Some retirees believe they handled things properly, whilst others believe the present force has laxed in terms of discipline and order as compared to the veterans. They’ll keep a tight eye on the crew’s behavior and report any inconsistencies they see as supporting their pessimistic assessment of the current state of military operations.
Old-timers unconsciously attempt to attract attention to their former accomplishments by criticizing current crew members for lack of discipline while the crew prances around to the admiration of the audience.
Johnny would provide a spectacular example of this air show syndrome before we even landed and would pay an embarrassing price for doing so. Years later, I would be a similarly hapless victim of the syndrome, but this day belonged to Johnny.
I had no inkling the syndrome was about to break out as we flew the fifteen minutes or so from Dover to Wilmington IAP about 40 miles north of the base. We canceled our IFR clearance and contacted Wilmington Tower for our VFR (visual flight rules) arrival.

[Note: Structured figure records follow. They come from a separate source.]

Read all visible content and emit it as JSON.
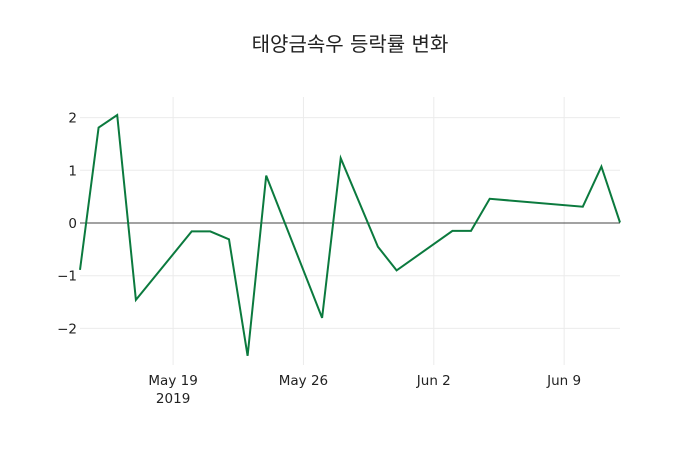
{
  "chart_data": {
    "type": "line",
    "title": "태양금속우 등락률 변화",
    "xlabel": "",
    "ylabel": "",
    "line_color": "#0b7a3e",
    "grid": true,
    "zero_line": true,
    "ylim": [
      -2.6,
      2.35
    ],
    "yticks": [
      2,
      1,
      0,
      -1,
      -2
    ],
    "ytick_labels": [
      "2",
      "1",
      "0",
      "−1",
      "−2"
    ],
    "xticks": [
      {
        "date": "2019-05-19",
        "label": "May 19",
        "sublabel": "2019"
      },
      {
        "date": "2019-05-26",
        "label": "May 26",
        "sublabel": ""
      },
      {
        "date": "2019-06-02",
        "label": "Jun 2",
        "sublabel": ""
      },
      {
        "date": "2019-06-09",
        "label": "Jun 9",
        "sublabel": ""
      }
    ],
    "x": [
      "2019-05-14",
      "2019-05-15",
      "2019-05-16",
      "2019-05-17",
      "2019-05-20",
      "2019-05-21",
      "2019-05-22",
      "2019-05-23",
      "2019-05-24",
      "2019-05-27",
      "2019-05-28",
      "2019-05-30",
      "2019-05-31",
      "2019-06-03",
      "2019-06-04",
      "2019-06-05",
      "2019-06-10",
      "2019-06-11",
      "2019-06-12"
    ],
    "values": [
      -0.89,
      1.81,
      2.05,
      -1.46,
      -0.16,
      -0.16,
      -0.31,
      -2.52,
      0.9,
      -1.8,
      1.23,
      -0.45,
      -0.9,
      -0.15,
      -0.15,
      0.46,
      0.31,
      1.07,
      0.01
    ],
    "xrange": [
      "2019-05-14",
      "2019-06-12"
    ],
    "legend": null
  }
}
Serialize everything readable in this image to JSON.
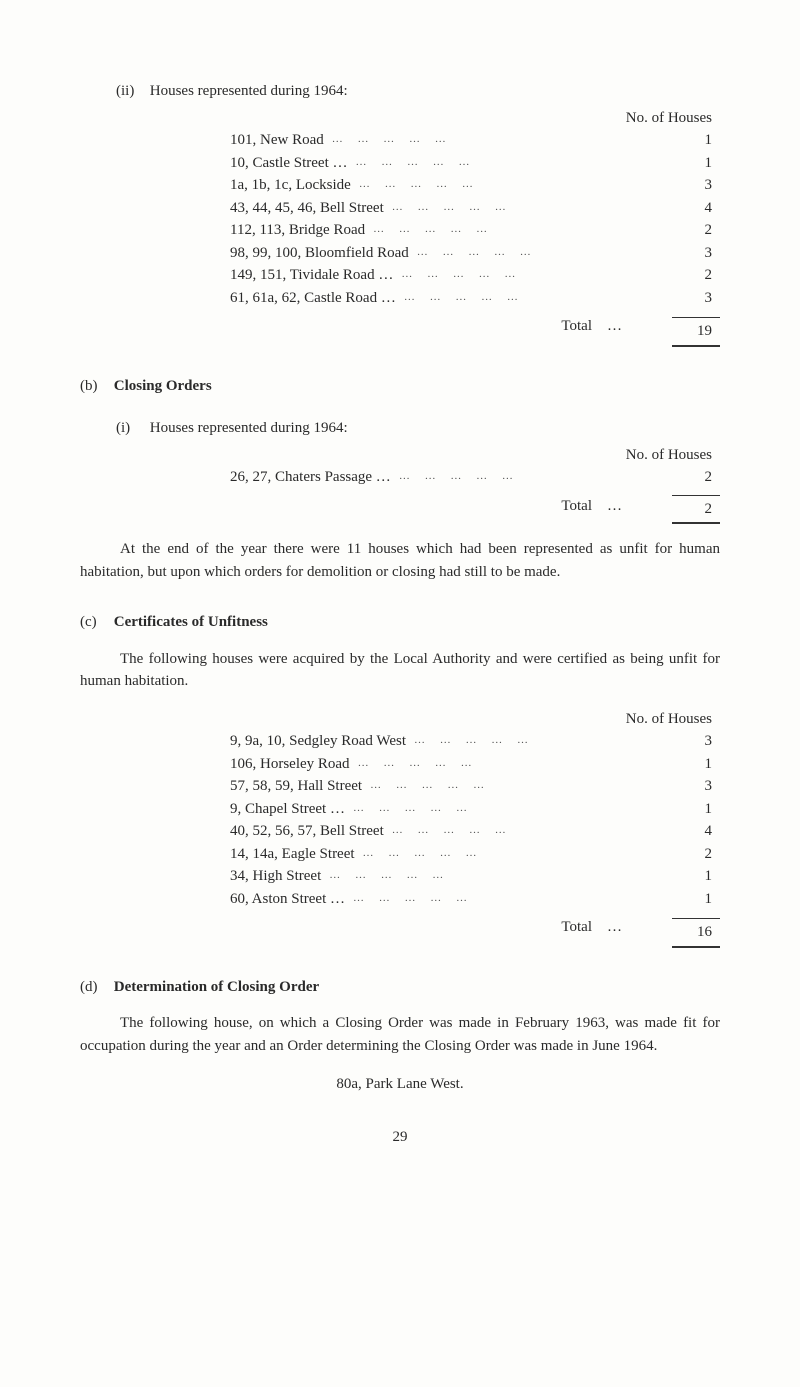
{
  "section_ii": {
    "numeral": "(ii)",
    "title": "Houses represented during 1964:",
    "header": "No. of Houses",
    "rows": [
      {
        "label": "101, New Road",
        "value": "1"
      },
      {
        "label": "10, Castle Street …",
        "value": "1"
      },
      {
        "label": "1a, 1b, 1c, Lockside",
        "value": "3"
      },
      {
        "label": "43, 44, 45, 46, Bell Street",
        "value": "4"
      },
      {
        "label": "112, 113, Bridge Road",
        "value": "2"
      },
      {
        "label": "98, 99, 100, Bloomfield Road",
        "value": "3"
      },
      {
        "label": "149, 151, Tividale Road …",
        "value": "2"
      },
      {
        "label": "61, 61a, 62, Castle Road …",
        "value": "3"
      }
    ],
    "total_label": "Total",
    "total_dots": "…",
    "total_value": "19"
  },
  "section_b": {
    "letter": "(b)",
    "title": "Closing Orders",
    "sub_i": {
      "numeral": "(i)",
      "title": "Houses represented during 1964:",
      "header": "No. of Houses",
      "rows": [
        {
          "label": "26, 27, Chaters Passage …",
          "value": "2"
        }
      ],
      "total_label": "Total",
      "total_dots": "…",
      "total_value": "2"
    },
    "para": "At the end of the year there were 11 houses which had been rep­resented as unfit for human habitation, but upon which orders for demolition or closing had still to be made."
  },
  "section_c": {
    "letter": "(c)",
    "title": "Certificates of Unfitness",
    "para": "The following houses were acquired by the Local Authority and were certified as being unfit for human habitation.",
    "header": "No. of Houses",
    "rows": [
      {
        "label": "9, 9a, 10, Sedgley Road West",
        "value": "3"
      },
      {
        "label": "106, Horseley Road",
        "value": "1"
      },
      {
        "label": "57, 58, 59, Hall Street",
        "value": "3"
      },
      {
        "label": "9, Chapel Street …",
        "value": "1"
      },
      {
        "label": "40, 52, 56, 57, Bell Street",
        "value": "4"
      },
      {
        "label": "14, 14a, Eagle Street",
        "value": "2"
      },
      {
        "label": "34, High Street",
        "value": "1"
      },
      {
        "label": "60, Aston Street …",
        "value": "1"
      }
    ],
    "total_label": "Total",
    "total_dots": "…",
    "total_value": "16"
  },
  "section_d": {
    "letter": "(d)",
    "title": "Determination of Closing Order",
    "para": "The following house, on which a Closing Order was made in February 1963, was made fit for occupation during the year and an Order determining the Closing Order was made in June 1964.",
    "address": "80a, Park Lane West."
  },
  "page_number": "29",
  "dots_fill": "… … … … …"
}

Johnny made the call to the tower himself.
“Tower, MAC 4017, request high-speed pass down the runway for a 5,000-foot right closed pattern to a full stop.” Tower cleared him as requested. I should have suspected trouble when he asked for 5,000-foot clearance for the closed pattern, but I did not.
About eight miles out on the final, Johnny pushed up the throttles and our speed rapidly increased from our 220-knot cruise speed. I thought he would stop accelerating at the 250-knot speed limit for flights below 10,000 feet, but he did not. Since neither he nor the tower had defined high speed, he defined it himself. As we descended toward the trees surrounding the airport our airspeed climbed to 300 knots. I looked down at tree-lined neighborhoods flying by in a blur with barely enough time for me to mentally register them before they were gone.
Low-altitude flying at high speed can be problematic. The pilot’s actions can make over-controlling pitch commands a problem, leading to a porpoise motion that is made worse by the pilot’s attempts to control it. The airflow across the control surfaces is significantly more than typical or expected. Fortunately, we did not experience this problem, but it should have been considered prior to accelerating to 300 knots. One misstep at that speed descending toward the ground could have been catastrophic.
Johnny pulled the throttles back as we approached 300 knots, mercifully, and we smoked down the runway at 200 feet in relative silence. The silence came to an end when Johnny accelerated the throttles to almost full power, raised the nose to 15 degrees, and made a right turn toward our 5,000-foot closed pattern. He set the throttles to idle after reaching 3,000 feet in order to slow the plane down for the last 2,000 feet of the climb. From there we made a normal landing. Afterward, he stated that he intended to offer an advertisement for the air show the next day.
With one exception, Johnny probably would have gotten away with this maneuver using the considerable latitude he had given himself. When he launched the large power burst from the runway’s departure end, he did so over the home of Joseph Biden, a recently elected congressman, and potential vice president.
Senator Biden was not impressed. To find out who the hell tried to tear the roof off Senator Biden’s house with a C-5, someone called the Pentagon, then the MAC headquarters at Scott AFB, IL, and finally the Dover wing commander. Before we turned off the engines, the base operations’ phone started ringing.
Johnny’s punishment for the incident was inspired by a Chinese Communist confessional, in which the offender is forced to publicly and harshly criticize himself for his mistake. The following month, Johnny addressed the audience that had gathered for drill weekend, including the wing staff, to explain how he could have been such an idiot to have done such things.